- Gamhariya Location in Nepal
- Coordinates: 26°56′N 85°23′E﻿ / ﻿26.93°N 85.38°E
- Country: Nepal
- Zone: Narayani Zone
- District: Rautahat District

Government
- • Chairman: Phool Babu

Population (1991)
- • Total: 3,851
- Time zone: UTC+5:45 (Nepal Time)
- Postal code: 44513
- Area code: 055

= Gamhariya, Nepal =

Gamhariya was a village development committee in Rautahat District in the Narayani Zone of south-eastern Nepal.

Just before the 2017 Nepalese local elections, it was merged with five other village development committees—Samanpur, Sangrampur, Bahuwa Madanpur, Dharampur, and Bariyarpur—to form Gadhimai Municipality.

At the time of the 1991 Nepal census it had a population of 3851 people living in 729 individual households.

After Panchayat Kaal, the official name of this village development committee became "Gamhariya" but still not amended in some statistics data and refers it as Gamhariya Parsa.

The village development committee has nine wards.
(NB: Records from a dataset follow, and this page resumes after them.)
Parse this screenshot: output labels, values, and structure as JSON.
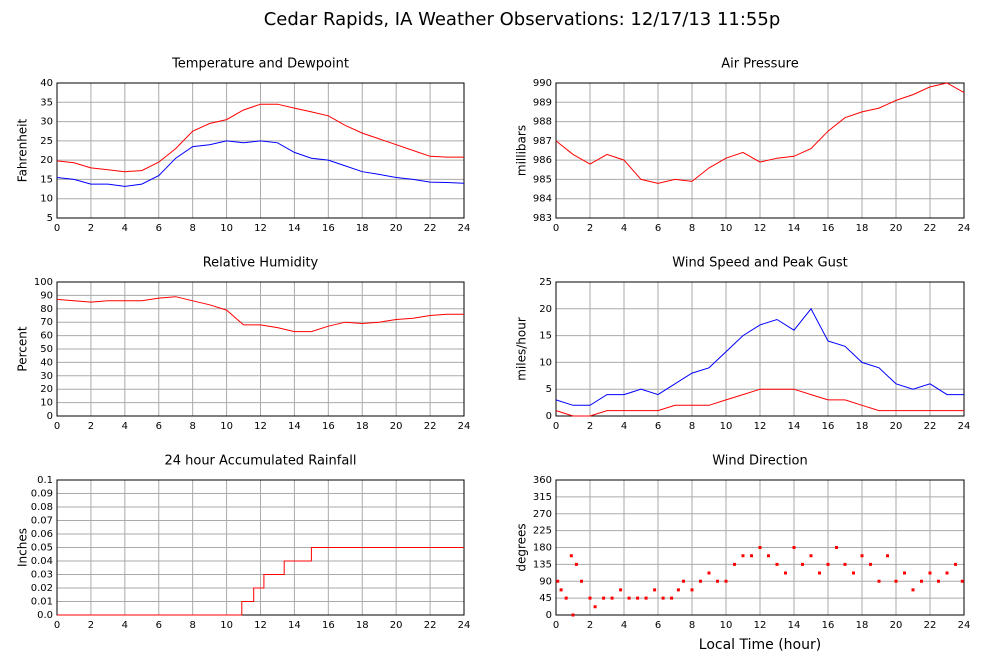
{
  "title": "Cedar Rapids, IA Weather Observations: 12/17/13 11:55p",
  "chart_data": [
    {
      "type": "line",
      "title": "Temperature and Dewpoint",
      "ylabel": "Fahrenheit",
      "grid": true,
      "xlim": [
        0,
        24
      ],
      "xticks": [
        0,
        2,
        4,
        6,
        8,
        10,
        12,
        14,
        16,
        18,
        20,
        22,
        24
      ],
      "ylim": [
        5,
        40
      ],
      "yticks": [
        5,
        10,
        15,
        20,
        25,
        30,
        35,
        40
      ],
      "x": [
        0,
        1,
        2,
        3,
        4,
        5,
        6,
        7,
        8,
        9,
        10,
        11,
        12,
        13,
        14,
        15,
        16,
        17,
        18,
        19,
        20,
        21,
        22,
        23,
        24
      ],
      "series": [
        {
          "color": "#ff0000",
          "values": [
            19.8,
            19.3,
            18,
            17.5,
            17,
            17.3,
            19.5,
            23,
            27.5,
            29.5,
            30.5,
            33,
            34.5,
            34.5,
            33.5,
            32.5,
            31.5,
            29,
            27,
            25.5,
            24,
            22.5,
            21,
            20.8,
            20.8
          ]
        },
        {
          "color": "#0000ff",
          "values": [
            15.5,
            15,
            13.8,
            13.8,
            13.2,
            13.8,
            16,
            20.5,
            23.5,
            24,
            25,
            24.5,
            25,
            24.5,
            22,
            20.5,
            20,
            18.5,
            17,
            16.3,
            15.5,
            15,
            14.3,
            14.2,
            14
          ]
        }
      ]
    },
    {
      "type": "line",
      "title": "Air Pressure",
      "ylabel": "millibars",
      "grid": true,
      "xlim": [
        0,
        24
      ],
      "xticks": [
        0,
        2,
        4,
        6,
        8,
        10,
        12,
        14,
        16,
        18,
        20,
        22,
        24
      ],
      "ylim": [
        983,
        990
      ],
      "yticks": [
        983,
        984,
        985,
        986,
        987,
        988,
        989,
        990
      ],
      "x": [
        0,
        1,
        2,
        3,
        4,
        5,
        6,
        7,
        8,
        9,
        10,
        11,
        12,
        13,
        14,
        15,
        16,
        17,
        18,
        19,
        20,
        21,
        22,
        23,
        24
      ],
      "series": [
        {
          "color": "#ff0000",
          "values": [
            987,
            986.3,
            985.8,
            986.3,
            986,
            985,
            984.8,
            985,
            984.9,
            985.6,
            986.1,
            986.4,
            985.9,
            986.1,
            986.2,
            986.6,
            987.5,
            988.2,
            988.5,
            988.7,
            989.1,
            989.4,
            989.8,
            990,
            989.5
          ]
        }
      ]
    },
    {
      "type": "line",
      "title": "Relative Humidity",
      "ylabel": "Percent",
      "grid": true,
      "xlim": [
        0,
        24
      ],
      "xticks": [
        0,
        2,
        4,
        6,
        8,
        10,
        12,
        14,
        16,
        18,
        20,
        22,
        24
      ],
      "ylim": [
        0,
        100
      ],
      "yticks": [
        0,
        10,
        20,
        30,
        40,
        50,
        60,
        70,
        80,
        90,
        100
      ],
      "x": [
        0,
        1,
        2,
        3,
        4,
        5,
        6,
        7,
        8,
        9,
        10,
        11,
        12,
        13,
        14,
        15,
        16,
        17,
        18,
        19,
        20,
        21,
        22,
        23,
        24
      ],
      "series": [
        {
          "color": "#ff0000",
          "values": [
            87,
            86,
            85,
            86,
            86,
            86,
            88,
            89,
            86,
            83,
            79,
            68,
            68,
            66,
            63,
            63,
            67,
            70,
            69,
            70,
            72,
            73,
            75,
            76,
            76
          ]
        }
      ]
    },
    {
      "type": "line",
      "title": "Wind Speed and Peak Gust",
      "ylabel": "miles/hour",
      "grid": true,
      "xlim": [
        0,
        24
      ],
      "xticks": [
        0,
        2,
        4,
        6,
        8,
        10,
        12,
        14,
        16,
        18,
        20,
        22,
        24
      ],
      "ylim": [
        0,
        25
      ],
      "yticks": [
        0,
        5,
        10,
        15,
        20,
        25
      ],
      "x": [
        0,
        1,
        2,
        3,
        4,
        5,
        6,
        7,
        8,
        9,
        10,
        11,
        12,
        13,
        14,
        15,
        16,
        17,
        18,
        19,
        20,
        21,
        22,
        23,
        24
      ],
      "series": [
        {
          "color": "#0000ff",
          "values": [
            3,
            2,
            2,
            4,
            4,
            5,
            4,
            6,
            8,
            9,
            12,
            15,
            17,
            18,
            16,
            20,
            14,
            13,
            10,
            9,
            6,
            5,
            6,
            4,
            4
          ]
        },
        {
          "color": "#ff0000",
          "values": [
            1,
            0,
            0,
            1,
            1,
            1,
            1,
            2,
            2,
            2,
            3,
            4,
            5,
            5,
            5,
            4,
            3,
            3,
            2,
            1,
            1,
            1,
            1,
            1,
            1
          ]
        }
      ]
    },
    {
      "type": "line",
      "title": "24 hour Accumulated Rainfall",
      "ylabel": "Inches",
      "grid": true,
      "xlim": [
        0,
        24
      ],
      "xticks": [
        0,
        2,
        4,
        6,
        8,
        10,
        12,
        14,
        16,
        18,
        20,
        22,
        24
      ],
      "ylim": [
        0,
        0.1
      ],
      "yticks": [
        {
          "value": 0,
          "label": "0.0"
        },
        0.01,
        0.02,
        0.03,
        0.04,
        0.05,
        0.06,
        0.07,
        0.08,
        0.09,
        0.1
      ],
      "x": [
        0,
        10.9,
        10.9,
        11.6,
        11.6,
        12.2,
        12.2,
        13.4,
        13.4,
        15,
        15,
        24
      ],
      "series": [
        {
          "color": "#ff0000",
          "values": [
            0,
            0,
            0.01,
            0.01,
            0.02,
            0.02,
            0.03,
            0.03,
            0.04,
            0.04,
            0.05,
            0.05
          ]
        }
      ]
    },
    {
      "type": "scatter",
      "title": "Wind Direction",
      "ylabel": "degrees",
      "xlabel": "Local Time (hour)",
      "grid": true,
      "xlim": [
        0,
        24
      ],
      "xticks": [
        0,
        2,
        4,
        6,
        8,
        10,
        12,
        14,
        16,
        18,
        20,
        22,
        24
      ],
      "ylim": [
        0,
        360
      ],
      "yticks": [
        0,
        45,
        90,
        135,
        180,
        225,
        270,
        315,
        360
      ],
      "x": [
        0.1,
        0.3,
        0.6,
        0.9,
        1.0,
        1.2,
        1.5,
        2.0,
        2.3,
        2.8,
        3.3,
        3.8,
        4.3,
        4.8,
        5.3,
        5.8,
        6.3,
        6.8,
        7.2,
        7.5,
        8.0,
        8.5,
        9.0,
        9.5,
        10.0,
        10.5,
        11.0,
        11.5,
        12.0,
        12.5,
        13.0,
        13.5,
        14.0,
        14.5,
        15.0,
        15.5,
        16.0,
        16.5,
        17.0,
        17.5,
        18.0,
        18.5,
        19.0,
        19.5,
        20.0,
        20.5,
        21.0,
        21.5,
        22.0,
        22.5,
        23.0,
        23.5,
        23.9
      ],
      "series": [
        {
          "color": "#ff0000",
          "values": [
            90,
            67,
            45,
            158,
            0,
            135,
            90,
            45,
            22,
            45,
            45,
            67,
            45,
            45,
            45,
            67,
            45,
            45,
            67,
            90,
            67,
            90,
            112,
            90,
            90,
            135,
            158,
            158,
            180,
            158,
            135,
            112,
            180,
            135,
            158,
            112,
            135,
            180,
            135,
            112,
            158,
            135,
            90,
            158,
            90,
            112,
            67,
            90,
            112,
            90,
            112,
            135,
            90
          ]
        }
      ]
    }
  ]
}
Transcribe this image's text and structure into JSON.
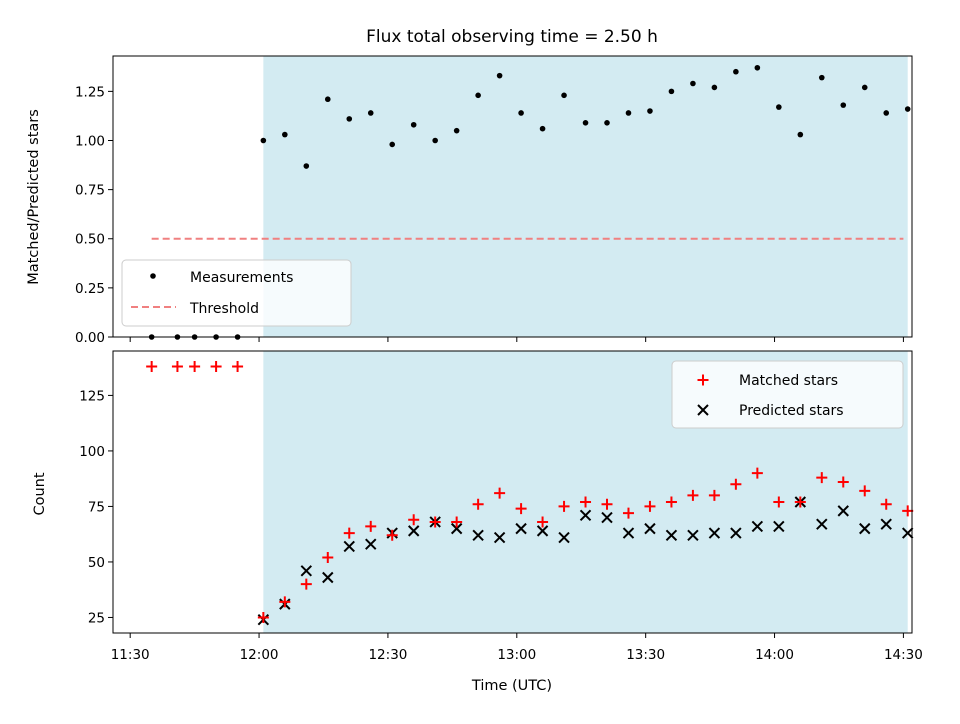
{
  "colors": {
    "shade": "#d3ebf2",
    "threshold": "#f08080",
    "matched": "#ff0000",
    "predicted": "#000000",
    "measurement": "#000000"
  },
  "chart_data": [
    {
      "type": "scatter",
      "title": "Flux total observing time = 2.50 h",
      "ylabel": "Matched/Predicted stars",
      "xlabel": "",
      "x_unit": "minutes since midnight UTC",
      "xlim": [
        686,
        872
      ],
      "ylim": [
        0,
        1.43
      ],
      "yticks": [
        0.0,
        0.25,
        0.5,
        0.75,
        1.0,
        1.25
      ],
      "ytick_labels": [
        "0.00",
        "0.25",
        "0.50",
        "0.75",
        "1.00",
        "1.25"
      ],
      "shaded_region": [
        721,
        871
      ],
      "legend": {
        "placement": "lower-left",
        "entries": [
          "Measurements",
          "Threshold"
        ]
      },
      "threshold": {
        "name": "Threshold",
        "y": 0.5,
        "x_range": [
          695,
          870
        ]
      },
      "series": [
        {
          "name": "Measurements",
          "x": [
            695,
            701,
            705,
            710,
            715,
            721,
            726,
            731,
            736,
            741,
            746,
            751,
            756,
            761,
            766,
            771,
            776,
            781,
            786,
            791,
            796,
            801,
            806,
            811,
            816,
            821,
            826,
            831,
            836,
            841,
            846,
            851,
            856,
            861,
            866,
            871
          ],
          "y": [
            0.0,
            0.0,
            0.0,
            0.0,
            0.0,
            1.0,
            1.03,
            0.87,
            1.21,
            1.11,
            1.14,
            0.98,
            1.08,
            1.0,
            1.05,
            1.23,
            1.33,
            1.14,
            1.06,
            1.23,
            1.09,
            1.09,
            1.14,
            1.15,
            1.25,
            1.29,
            1.27,
            1.35,
            1.37,
            1.17,
            1.03,
            1.32,
            1.18,
            1.27,
            1.14,
            1.16
          ]
        }
      ]
    },
    {
      "type": "scatter",
      "title": "",
      "ylabel": "Count",
      "xlabel": "Time (UTC)",
      "x_unit": "minutes since midnight UTC",
      "xlim": [
        686,
        872
      ],
      "ylim": [
        18,
        145
      ],
      "yticks": [
        25,
        50,
        75,
        100,
        125
      ],
      "xticks": [
        690,
        720,
        750,
        780,
        810,
        840,
        870
      ],
      "xtick_labels": [
        "11:30",
        "12:00",
        "12:30",
        "13:00",
        "13:30",
        "14:00",
        "14:30"
      ],
      "shaded_region": [
        721,
        871
      ],
      "legend": {
        "placement": "top-right",
        "entries": [
          "Matched stars",
          "Predicted stars"
        ]
      },
      "series": [
        {
          "name": "Matched stars",
          "marker": "plus",
          "x": [
            695,
            701,
            705,
            710,
            715,
            721,
            726,
            731,
            736,
            741,
            746,
            751,
            756,
            761,
            766,
            771,
            776,
            781,
            786,
            791,
            796,
            801,
            806,
            811,
            816,
            821,
            826,
            831,
            836,
            841,
            846,
            851,
            856,
            861,
            866,
            871
          ],
          "y": [
            138,
            138,
            138,
            138,
            138,
            25,
            32,
            40,
            52,
            63,
            66,
            62,
            69,
            68,
            68,
            76,
            81,
            74,
            68,
            75,
            77,
            76,
            72,
            75,
            77,
            80,
            80,
            85,
            90,
            77,
            77,
            88,
            86,
            82,
            76,
            73
          ]
        },
        {
          "name": "Predicted stars",
          "marker": "x",
          "x": [
            721,
            726,
            731,
            736,
            741,
            746,
            751,
            756,
            761,
            766,
            771,
            776,
            781,
            786,
            791,
            796,
            801,
            806,
            811,
            816,
            821,
            826,
            831,
            836,
            841,
            846,
            851,
            856,
            861,
            866,
            871
          ],
          "y": [
            24,
            31,
            46,
            43,
            57,
            58,
            63,
            64,
            68,
            65,
            62,
            61,
            65,
            64,
            61,
            71,
            70,
            63,
            65,
            62,
            62,
            63,
            63,
            66,
            66,
            77,
            67,
            73,
            65,
            67,
            63
          ]
        }
      ]
    }
  ]
}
Half of Ward 1 comprises in Parsa village, rest of ward 1 and wards 2,3,4 and 5 in Gamhariya village and remaining wards 6,7,8 and 9 in Laxmipur village as sub locality.

In 2012, the estimated population of this VDC was around 5000.

== Education ==

===Institution===
- Madrasa Islahul Muslemeen -The eldest Islamic school of Nepal "Madrasa Islahul Muslemeen" is situated here which was founded by "Sheikh Hajee Alibaksh". Later his son "Sheikh Hajee Sujaeet"and janab Musa Miya jee Ansari Marhoom(died:1997) added some more infrastructures. The great-grand son, "Sheikh Abul Kalam Azad (Phool Babu)", of the founder of this Madrasa is currently not only the chief of this Islamic School but also chairperson of this village.

The Madrasa has around 700 students. Among them around 100 are boarders mostly from Rautahat District, Sarlahi District and Bihar (India).The curriculum of study is not only Islamic study like "Deene Taleem" but also mathematics and languages like English, Arabic, Persian, Urdu, Hindi and Nepali are taught. It is said that there is no single family in this village who don't have at least one Maulānā (Graduate of religious Institution) and also boast for highest number of Maulānā in one VDC in whole Nepal.

- Janta Primary School -The school has around 200 students and follow the curriculum of Government School of Nepal.

== Transportation ==
The village is linked with the oldest highway of Rautahat district called "Rajaiya Sadak" which still connects Rautahat District headquarters Gaur and East-West Highway terminal Chandrapur.

It is 5 km east of Garuda Municipality (fastest growing Market of Rautahat District), 3 km south of Samanpur (an old Market of Rautahat District), 20 km north of Gaur (The district's headquarters and the border with India) and 20 km south of Chandrapur. It also connects Sarlahi District via its sub locality Laxmipur over Bagmati River

It is connected with new Highway called "Gaur-Chandranigahpur Highway" through Garuda Municipality that links this Village to capital of Nepal, Kathmandu, and other major cities like Birgunj, Janakpurdham, Pokhara, Biratnagar, Nepalgunj, Bharatpur, etc.

Land transportation like Tanga, rickshaw, Jeep, bus is available to reach Garuda Municipality.

The nearest domestic airport, Simara Airport, is in Simra while nearest international airport, Nijgadh International Airport , is under construction in Nijgadh. Currently passengers use Tribhuvan International Airport located in capital of Nepal, Kathmandu, for international flights.

== Economy ==
The major economy of this VDC is farming. Sugarcane, rice, wheat, mustard, dal, etc. are the major production of this village. The other economy is the remittance from the people working mostly in Kathmandu, India and Persian Gulf countries.

There is also a market called "Gamhariya Bazar" where daily needs are available.

== Culture ==
The culture of this village has been influenced by Muslim community, as they comprise 85% of population.
It is believed that Muslim community have been living here since more than 100 years.